Democratic Sen. Chuck Schumer, one of Capitol Hill’s most influential voices in the Iran nuclear debate, is strongly endorsing passage of a law opposed by President Barack Obama that would give Congress an avenue to reject the White House-brokered framework unveiled last week.

Here’s  what I wrote Schumer:

“I am seriously disappointed that Sen. Schumer is siding with Republicans on the issue of the pending agreement with Iran. Many of us are getting very tired of our legislators putting the interests of right-wing hawks in Israel over those of the United States, and this is a good example. No end of Middle East experts are saying the agreed-upon framework poses an excellent chance of avoiding war and improving relations between Iran and the United States, and if Bibi Netanyahu doesn’t approve that is not our concern. I realize there are constitutional issues at stake here, but the President’s actions are not without precedent, and it is past time for Democrats to stand together against right-wing extremism and in favor of sanity and peace.”

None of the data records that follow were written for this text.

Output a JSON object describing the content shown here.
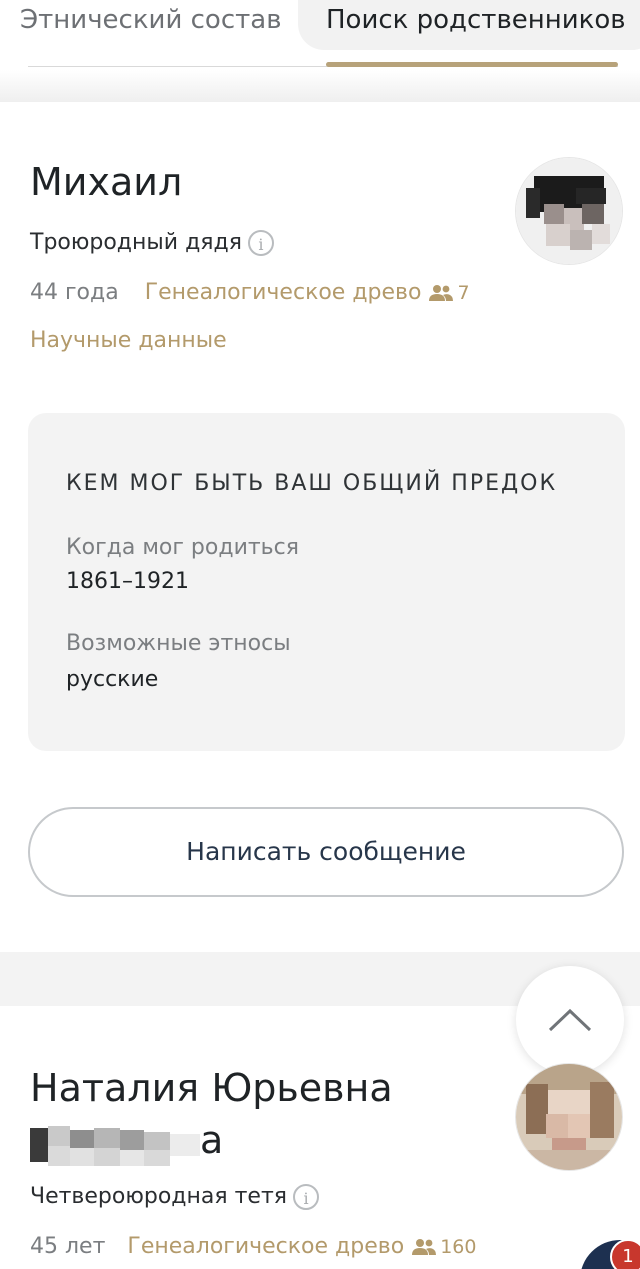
{
  "tabs": {
    "ethnic_label": "Этнический состав",
    "search_label": "Поиск родственников",
    "active_color": "#b7a27a"
  },
  "card1": {
    "name": "Михаил",
    "relation": "Троюродный дядя",
    "age": "44 года",
    "tree_link": "Генеалогическое древо",
    "tree_count": "7",
    "science_link": "Научные данные",
    "ancestor": {
      "title": "КЕМ МОГ БЫТЬ ВАШ ОБЩИЙ ПРЕДОК",
      "born_label": "Когда мог родиться",
      "born_value": "1861–1921",
      "ethnos_label": "Возможные этносы",
      "ethnos_value": "русские"
    },
    "message_button": "Написать сообщение"
  },
  "card2": {
    "name_line1": "Наталия Юрьевна",
    "name_line2_tail": "а",
    "relation": "Четвероюродная тетя",
    "age": "45 лет",
    "tree_link": "Генеалогическое древо",
    "tree_count": "160"
  },
  "notification": {
    "badge_count": "1"
  },
  "colors": {
    "accent_gold": "#b39a6b",
    "button_text": "#27364a",
    "badge_red": "#c8372d"
  },
  "icons": [
    "info-icon",
    "people-icon",
    "chevron-up-icon"
  ]
}
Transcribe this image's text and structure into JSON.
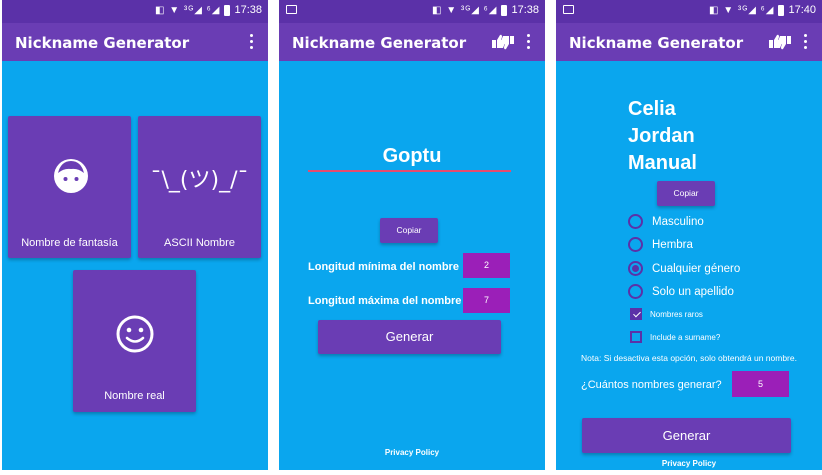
{
  "status": {
    "time1": "17:38",
    "time2": "17:38",
    "time3": "17:40",
    "icons": "◧ ▼ ³ᴳ◢ ⁶◢"
  },
  "app": {
    "title": "Nickname Generator"
  },
  "screen1": {
    "tile_fantasy": "Nombre de fantasía",
    "tile_ascii": "ASCII Nombre",
    "ascii_art": "¯\\_(ツ)_/¯",
    "tile_real": "Nombre real"
  },
  "screen2": {
    "name": "Goptu",
    "copy_label": "Copiar",
    "min_label": "Longitud mínima del nombre",
    "min_value": "2",
    "max_label": "Longitud máxima del nombre",
    "max_value": "7",
    "generate_label": "Generar",
    "privacy": "Privacy Policy"
  },
  "screen3": {
    "name_line1": "Celia",
    "name_line2": "Jordan",
    "name_line3": "Manual",
    "copy_label": "Copiar",
    "options": [
      "Masculino",
      "Hembra",
      "Cualquier género",
      "Solo un apellido"
    ],
    "selected_option": "Cualquier género",
    "check_rare": "Nombres raros",
    "check_surname": "Include a surname?",
    "note": "Nota: Si desactiva esta opción, solo obtendrá un nombre.",
    "count_label": "¿Cuántos nombres generar?",
    "count_value": "5",
    "generate_label": "Generar",
    "privacy": "Privacy Policy"
  },
  "colors": {
    "background": "#0aa6ee",
    "primary": "#6a3db4",
    "accent_box": "#9b1fb8",
    "status": "#5b31a8"
  }
}
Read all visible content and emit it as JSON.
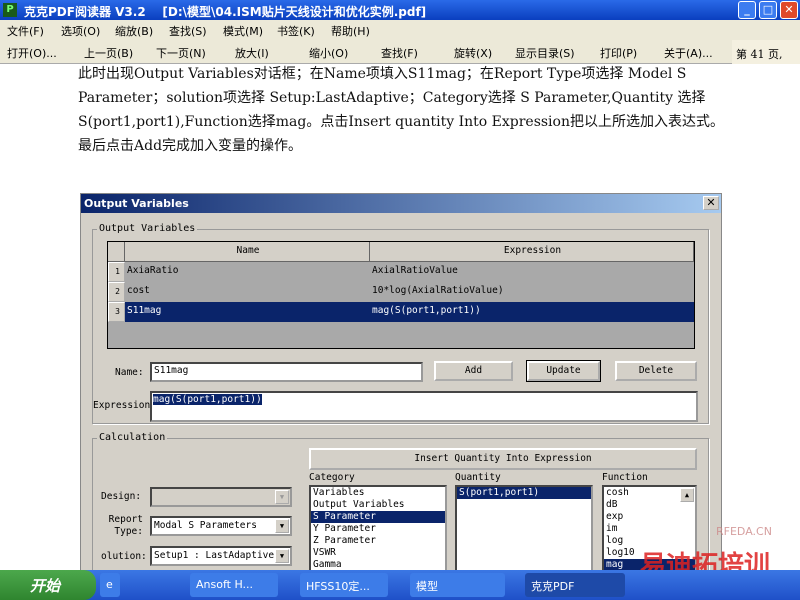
{
  "window": {
    "title": "克克PDF阅读器 V3.2    [D:\\模型\\04.ISM贴片天线设计和优化实例.pdf]"
  },
  "menu": [
    "文件(F)",
    "选项(O)",
    "缩放(B)",
    "查找(S)",
    "模式(M)",
    "书签(K)",
    "帮助(H)"
  ],
  "toolbar": [
    "打开(O)...",
    "上一页(B)",
    "下一页(N)",
    "放大(I)",
    "缩小(O)",
    "查找(F)",
    "旋转(X)",
    "显示目录(S)",
    "打印(P)",
    "关于(A)..."
  ],
  "page_indicator": "第 41 页,",
  "doc_lines": [
    "此时出现Output Variables对话框；在Name项填入S11mag；在Report Type项选择  Model S",
    "Parameter；solution项选择  Setup:LastAdaptive；Category选择  S  Parameter,Quantity  选择",
    "S(port1,port1),Function选择mag。点击Insert quantity Into Expression把以上所选加入表达式。",
    "最后点击Add完成加入变量的操作。"
  ],
  "dialog": {
    "title": "Output Variables",
    "group1": "Output Variables",
    "columns": [
      "Name",
      "Expression"
    ],
    "rows": [
      {
        "num": "1",
        "name": "AxiaRatio",
        "expr": "AxialRatioValue"
      },
      {
        "num": "2",
        "name": "cost",
        "expr": "10*log(AxialRatioValue)"
      },
      {
        "num": "3",
        "name": "S11mag",
        "expr": "mag(S(port1,port1))"
      }
    ],
    "name_label": "Name:",
    "name_value": "S11mag",
    "add": "Add",
    "update": "Update",
    "delete": "Delete",
    "expr_label": "Expression",
    "expr_value": "mag(S(port1,port1))",
    "group2": "Calculation",
    "insert": "Insert Quantity Into Expression",
    "category_label": "Category",
    "quantity_label": "Quantity",
    "function_label": "Function",
    "categories": [
      "Variables",
      "Output Variables",
      "S Parameter",
      "Y Parameter",
      "Z Parameter",
      "VSWR",
      "Gamma"
    ],
    "quantities": [
      "S(port1,port1)"
    ],
    "functions": [
      "cosh",
      "dB",
      "exp",
      "im",
      "log",
      "log10",
      "mag"
    ],
    "design_label": "Design:",
    "design_value": "",
    "report_label": "Report Type:",
    "report_value": "Modal S Parameters",
    "solution_label": "olution:",
    "solution_value": "Setup1 : LastAdaptive"
  },
  "taskbar": {
    "start": "开始",
    "items": [
      "",
      "Ansoft H...",
      "HFSS10定...",
      "模型",
      "克克PDF"
    ]
  },
  "watermark": {
    "text": "易迪拓培训",
    "site": "RFEDA.CN"
  }
}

While in principle I understand there is reason for concern over the reach of executive agreements, such agreements have been made many times by presidents of both parties over the past decades. To suddenly develop scruples now, while so much is at risk and while Congress has largely been taken over by drooling lunatics, shows a serious lapse in judgment, IMO.

I’m gettin’ really tired of this, Chuck.